山辺規子『ノルマン騎士の地中海興亡史』

ノルマン騎士の地中海興亡史

ノルマン騎士の地中海興亡史

ノルマン騎士の地中海興亡史 (白水uブックス)

ノルマン騎士の地中海興亡史 (白水uブックス)

 先日の書評を見て読みたくなったので、本棚から引っ張り出してきた。歴史関係の本は、10年以上本棚の肥やしになっているような本でも、比較的取り出しやすい所にある。
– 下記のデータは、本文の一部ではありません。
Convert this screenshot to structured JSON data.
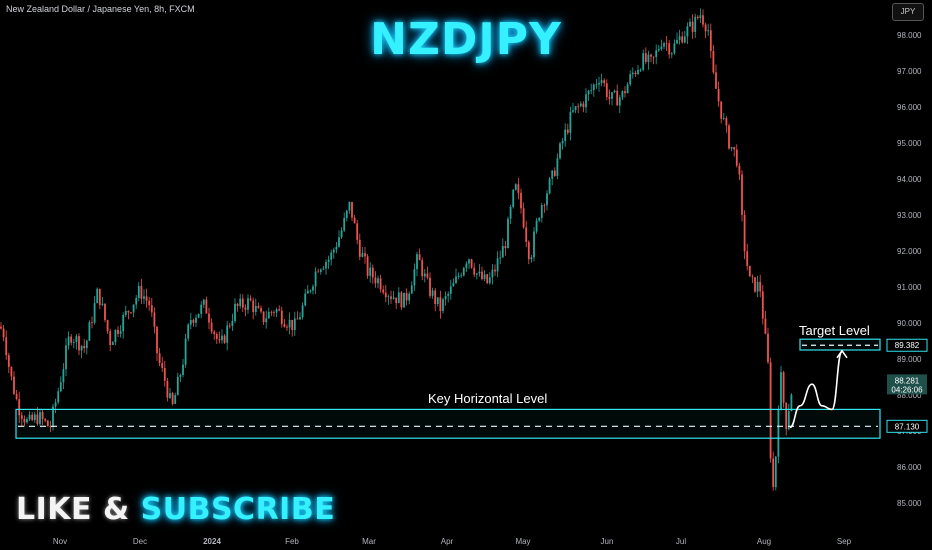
{
  "header": {
    "symbol_description": "New Zealand Dollar / Japanese Yen, 8h, FXCM",
    "title": "NZDJPY",
    "currency_chip": "JPY"
  },
  "overlay": {
    "like": "LIKE",
    "amp": "&",
    "subscribe": "SUBSCRIBE"
  },
  "annotations": {
    "key_level_label": "Key Horizontal Level",
    "target_level_label": "Target Level"
  },
  "chart_data": {
    "type": "candlestick",
    "title": "NZDJPY",
    "ylim": [
      84.6,
      98.8
    ],
    "y_ticks": [
      85.0,
      86.0,
      87.0,
      88.0,
      89.0,
      90.0,
      91.0,
      92.0,
      93.0,
      94.0,
      95.0,
      96.0,
      97.0,
      98.0
    ],
    "y_tick_labels": [
      "85.000",
      "86.000",
      "87.000",
      "88.000",
      "89.000",
      "90.000",
      "91.000",
      "92.000",
      "93.000",
      "94.000",
      "95.000",
      "96.000",
      "97.000",
      "98.000"
    ],
    "x_tick_labels": [
      "Nov",
      "Dec",
      "2024",
      "Feb",
      "Mar",
      "Apr",
      "May",
      "Jun",
      "Jul",
      "Aug",
      "Sep"
    ],
    "x_tick_bold": [
      false,
      false,
      true,
      false,
      false,
      false,
      false,
      false,
      false,
      false,
      false
    ],
    "x_tick_positions": [
      60,
      140,
      212,
      292,
      369,
      447,
      523,
      607,
      681,
      764,
      844
    ],
    "price_anchors": [
      [
        0,
        89.9
      ],
      [
        4,
        89.7
      ],
      [
        10,
        88.6
      ],
      [
        18,
        87.7
      ],
      [
        28,
        87.2
      ],
      [
        38,
        87.4
      ],
      [
        50,
        87.1
      ],
      [
        58,
        88.1
      ],
      [
        70,
        89.7
      ],
      [
        85,
        89.3
      ],
      [
        98,
        90.9
      ],
      [
        110,
        89.5
      ],
      [
        125,
        90.2
      ],
      [
        140,
        90.9
      ],
      [
        150,
        90.5
      ],
      [
        158,
        89.0
      ],
      [
        165,
        88.4
      ],
      [
        172,
        87.6
      ],
      [
        182,
        88.8
      ],
      [
        190,
        90.1
      ],
      [
        205,
        90.5
      ],
      [
        220,
        89.3
      ],
      [
        235,
        90.4
      ],
      [
        250,
        90.6
      ],
      [
        262,
        90.1
      ],
      [
        275,
        90.4
      ],
      [
        285,
        90.1
      ],
      [
        295,
        89.9
      ],
      [
        305,
        90.6
      ],
      [
        318,
        91.6
      ],
      [
        330,
        91.8
      ],
      [
        342,
        92.6
      ],
      [
        350,
        93.3
      ],
      [
        358,
        92.2
      ],
      [
        368,
        91.4
      ],
      [
        378,
        91.2
      ],
      [
        390,
        90.8
      ],
      [
        405,
        90.6
      ],
      [
        418,
        91.8
      ],
      [
        428,
        91.0
      ],
      [
        440,
        90.4
      ],
      [
        455,
        91.1
      ],
      [
        468,
        91.9
      ],
      [
        478,
        91.3
      ],
      [
        488,
        91.1
      ],
      [
        495,
        91.5
      ],
      [
        505,
        92.2
      ],
      [
        515,
        93.8
      ],
      [
        522,
        93.1
      ],
      [
        530,
        91.8
      ],
      [
        540,
        93.2
      ],
      [
        552,
        94.0
      ],
      [
        562,
        95.0
      ],
      [
        572,
        95.8
      ],
      [
        582,
        96.1
      ],
      [
        592,
        96.5
      ],
      [
        600,
        96.9
      ],
      [
        610,
        96.2
      ],
      [
        622,
        96.3
      ],
      [
        632,
        96.9
      ],
      [
        642,
        97.3
      ],
      [
        652,
        97.2
      ],
      [
        662,
        97.9
      ],
      [
        672,
        97.6
      ],
      [
        682,
        98.0
      ],
      [
        694,
        98.3
      ],
      [
        700,
        98.6
      ],
      [
        708,
        98.2
      ],
      [
        712,
        97.0
      ],
      [
        720,
        96.0
      ],
      [
        728,
        95.1
      ],
      [
        738,
        94.5
      ],
      [
        743,
        92.4
      ],
      [
        750,
        91.1
      ],
      [
        760,
        91.0
      ],
      [
        768,
        88.8
      ],
      [
        772,
        85.1
      ],
      [
        775,
        85.9
      ],
      [
        780,
        88.7
      ],
      [
        786,
        87.2
      ],
      [
        792,
        88.2
      ]
    ],
    "last_price_label": "88.281",
    "countdown_label": "04:26:06",
    "key_level": {
      "price": 87.13,
      "label": "87.130",
      "zone_low": 86.8,
      "zone_high": 87.6
    },
    "target_level": {
      "price": 89.382,
      "label": "89.382",
      "zone_low": 89.25,
      "zone_high": 89.55
    },
    "projection_path": [
      [
        790,
        87.1
      ],
      [
        800,
        87.7
      ],
      [
        812,
        88.3
      ],
      [
        822,
        87.7
      ],
      [
        832,
        87.6
      ],
      [
        842,
        89.2
      ]
    ],
    "colors": {
      "up": "#26a69a",
      "down": "#ef5350",
      "zone": "#32e4f0",
      "level_dash": "#e6fbff",
      "axis_text": "#b2b5be",
      "price_chip_bg": "#1f4f4a",
      "price_chip_text": "#ffffff"
    }
  }
}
私が持っているのは、最初に出たハードカバー版。
 本書は、もともとは雑誌に連載されたものに加筆修正を行ったものだそうで、それだけに読みやすい。ノルマン人、その中でも下級騎士の家系から国王を輩出するまでになったオートヴィル家の立身出世。そして、そのシチリア王国からノルマン王朝が絶えるまでを叙述する。カオスから、思いもかけない結果が導かれる。大河ドラマのような面白さを味わえる書物。事実は小説より奇なり。
 教皇と皇帝の対立、ランゴバルト系の諸侯の分裂抗争(ヴェネヴェント侯、サレルノ侯、カプア侯への分裂)、イスラムビザンツなどの諸勢力による混乱状態。その中で、傭兵として、あるいは山賊として、ノルマン人が定着、アヴェルサ伯とプーリアのノルマン人グループの2大勢力が形成される。このうち、プーリアグループのリーダーとして頭角を現したのが、オートヴィル家の12人兄弟。最終的には、ロベール・ギスカールが、プーリア、カラブリアシチリアなど南イタリア全域を支配するようになり、ビザンツ帝国を征服するためにギリシアに遠征を行うようになる。一方で、ロベール・ギスカールは征服に終始し、安定的な支配関係を構築するのには失敗する。これに対して、弟のロジェールは兄と対立抗争も交えつつ、カラブリアを抑え、シチリアを征服する。こちらからはシチリア王三代に続く。ただし、シチリア王国そのものは比較的不安定で、それぞれの王は何度か危機に見舞われている。シチリア王国は最終的に直系が絶え、最終的には神聖ローマ皇帝フリードリヒ2世の支配に服することになる。エピローグは、ロベール・ギスカールの息子で、十字軍で活躍したボエモンドの活動を描く。
 しかし、この時代の戦争で大事なのは自軍の結束を維持し続けることだったように思う。結束を維持し、軍隊が崩壊しない限りは、かなりのピンチもなんとか脱することができる。逆に、大軍を組織しても、内部で崩壊してしまうことも多い。小規模でも、相手が崩壊するまで粘れれば、勝利を得ることができる。このあたりが、古い時代の面白さなのかもしれない。